What led Teryl to spearhead this $2 million project, and countless other sun safety promotions, began with her own body in 1986. That's when a melanoma, the deadliest form of skin cancer, was found on her arm. "Fortunately we caught it early enough so that I haven't had a recurrence," she says. She has, however, had other skin cancers and precancers, and knows why. "Growing up, I used baby oil and aluminum foil to tan, damaging my skin," she remembers. "You get smarter once you have skin cancer."

Then, standing with her youngest daughter on her kindergarten playground at Sea Gate Elementary School, she realized "there wasn't one ounce of shade." Knowing her genetic predisposition to melanoma, she feared for her daughter. So she got busy. She banded with other parents who had been trying for years to get shade protection, and convinced them to go beyond the school. "I told them we had to make it a county-wide issue," she recalls. "We had to go to the school board."

For two years they did research and legwork, contacting physicians and health groups, gathering facts showing the link between childhood sun exposure and skin cancer, and gradually getting school officials' attention. "Finally, two dermatologists, an American Cancer Society representative, and I gave a presentation to the school board," she says. The board promptly allocated $2.1 million to shade two outdoor play areas at every elementary school in the county. Nine months later, the structures started going up, beginning at Sea Gate.
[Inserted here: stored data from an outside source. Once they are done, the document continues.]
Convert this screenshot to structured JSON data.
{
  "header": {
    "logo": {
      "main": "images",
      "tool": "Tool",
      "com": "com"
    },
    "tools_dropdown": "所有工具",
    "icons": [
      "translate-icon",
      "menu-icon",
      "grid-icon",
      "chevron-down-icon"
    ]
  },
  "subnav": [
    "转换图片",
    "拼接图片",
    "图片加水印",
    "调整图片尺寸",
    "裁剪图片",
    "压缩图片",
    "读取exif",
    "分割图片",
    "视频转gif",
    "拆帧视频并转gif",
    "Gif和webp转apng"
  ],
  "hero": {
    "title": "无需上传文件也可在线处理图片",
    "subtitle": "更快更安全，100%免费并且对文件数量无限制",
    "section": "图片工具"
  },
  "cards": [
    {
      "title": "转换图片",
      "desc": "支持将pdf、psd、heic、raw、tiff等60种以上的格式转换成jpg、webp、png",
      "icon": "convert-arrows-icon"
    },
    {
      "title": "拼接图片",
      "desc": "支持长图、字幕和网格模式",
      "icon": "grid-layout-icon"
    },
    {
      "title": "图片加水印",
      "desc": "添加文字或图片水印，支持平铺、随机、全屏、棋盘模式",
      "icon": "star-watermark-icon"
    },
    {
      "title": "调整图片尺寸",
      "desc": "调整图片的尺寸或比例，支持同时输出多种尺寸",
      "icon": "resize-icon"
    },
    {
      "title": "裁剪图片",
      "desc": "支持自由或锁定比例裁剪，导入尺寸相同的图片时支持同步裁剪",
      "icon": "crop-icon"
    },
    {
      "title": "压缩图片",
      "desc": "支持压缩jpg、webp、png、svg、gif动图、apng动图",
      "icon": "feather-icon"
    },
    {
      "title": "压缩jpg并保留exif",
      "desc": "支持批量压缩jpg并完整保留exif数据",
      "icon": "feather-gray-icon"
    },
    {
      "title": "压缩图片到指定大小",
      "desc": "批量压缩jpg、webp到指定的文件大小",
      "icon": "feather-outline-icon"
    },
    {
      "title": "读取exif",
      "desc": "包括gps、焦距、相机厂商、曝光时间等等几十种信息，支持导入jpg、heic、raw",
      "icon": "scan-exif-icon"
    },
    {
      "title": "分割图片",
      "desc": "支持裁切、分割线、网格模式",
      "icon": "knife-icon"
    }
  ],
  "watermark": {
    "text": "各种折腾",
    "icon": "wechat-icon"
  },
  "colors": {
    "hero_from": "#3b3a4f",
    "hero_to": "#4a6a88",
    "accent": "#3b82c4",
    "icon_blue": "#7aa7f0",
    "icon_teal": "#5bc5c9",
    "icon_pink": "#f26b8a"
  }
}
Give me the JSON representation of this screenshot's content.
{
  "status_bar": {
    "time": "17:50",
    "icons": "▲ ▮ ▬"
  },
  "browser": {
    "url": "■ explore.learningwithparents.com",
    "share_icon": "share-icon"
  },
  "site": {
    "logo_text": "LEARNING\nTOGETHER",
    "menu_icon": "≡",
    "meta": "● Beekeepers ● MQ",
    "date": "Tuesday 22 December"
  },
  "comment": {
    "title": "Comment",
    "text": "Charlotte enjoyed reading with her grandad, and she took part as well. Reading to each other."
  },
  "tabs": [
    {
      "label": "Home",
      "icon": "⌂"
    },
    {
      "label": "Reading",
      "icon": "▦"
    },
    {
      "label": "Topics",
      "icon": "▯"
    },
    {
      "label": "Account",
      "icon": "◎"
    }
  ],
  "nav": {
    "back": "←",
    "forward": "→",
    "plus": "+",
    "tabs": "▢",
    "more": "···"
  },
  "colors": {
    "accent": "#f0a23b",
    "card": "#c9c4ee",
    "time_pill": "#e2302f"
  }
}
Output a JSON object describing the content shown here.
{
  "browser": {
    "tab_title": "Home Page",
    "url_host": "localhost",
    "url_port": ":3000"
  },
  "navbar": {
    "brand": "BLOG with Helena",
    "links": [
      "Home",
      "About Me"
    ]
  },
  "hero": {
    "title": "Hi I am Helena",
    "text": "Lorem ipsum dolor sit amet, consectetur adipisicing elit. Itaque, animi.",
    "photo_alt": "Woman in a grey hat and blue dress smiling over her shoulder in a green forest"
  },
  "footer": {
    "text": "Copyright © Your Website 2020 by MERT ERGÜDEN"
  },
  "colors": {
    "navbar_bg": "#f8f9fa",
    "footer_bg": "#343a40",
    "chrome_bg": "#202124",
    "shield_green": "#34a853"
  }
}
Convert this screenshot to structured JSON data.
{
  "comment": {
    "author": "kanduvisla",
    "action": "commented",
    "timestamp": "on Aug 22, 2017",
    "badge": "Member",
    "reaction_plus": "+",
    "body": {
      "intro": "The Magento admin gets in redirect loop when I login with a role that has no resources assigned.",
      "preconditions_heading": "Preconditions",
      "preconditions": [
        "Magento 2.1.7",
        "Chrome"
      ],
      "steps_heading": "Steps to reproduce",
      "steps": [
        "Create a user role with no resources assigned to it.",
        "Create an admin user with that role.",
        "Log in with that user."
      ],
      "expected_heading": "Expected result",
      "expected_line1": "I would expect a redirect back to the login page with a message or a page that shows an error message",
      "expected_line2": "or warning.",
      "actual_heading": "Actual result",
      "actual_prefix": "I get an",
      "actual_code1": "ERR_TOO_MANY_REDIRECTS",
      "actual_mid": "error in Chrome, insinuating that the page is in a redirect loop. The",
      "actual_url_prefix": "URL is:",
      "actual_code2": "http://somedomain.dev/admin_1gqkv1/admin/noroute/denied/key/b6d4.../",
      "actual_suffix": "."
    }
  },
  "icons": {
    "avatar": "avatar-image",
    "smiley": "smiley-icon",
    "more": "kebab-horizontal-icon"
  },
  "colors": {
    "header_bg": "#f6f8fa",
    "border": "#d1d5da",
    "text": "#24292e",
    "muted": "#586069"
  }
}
Flush with success, Brzeski now sponsors a variety of projects such as Walk-a-Thons promoting wide-brimmed hats and other types of sun protection. She's helped influence the school system to plant shade trees. And there's plenty left to do. "There are basketball courts uncovered," she says. "And the middle schools don't have shade. UV just hasn't been given its due nationwide as a hazard to our children. Shade areas should be part of the building codes for every school and park system in the country."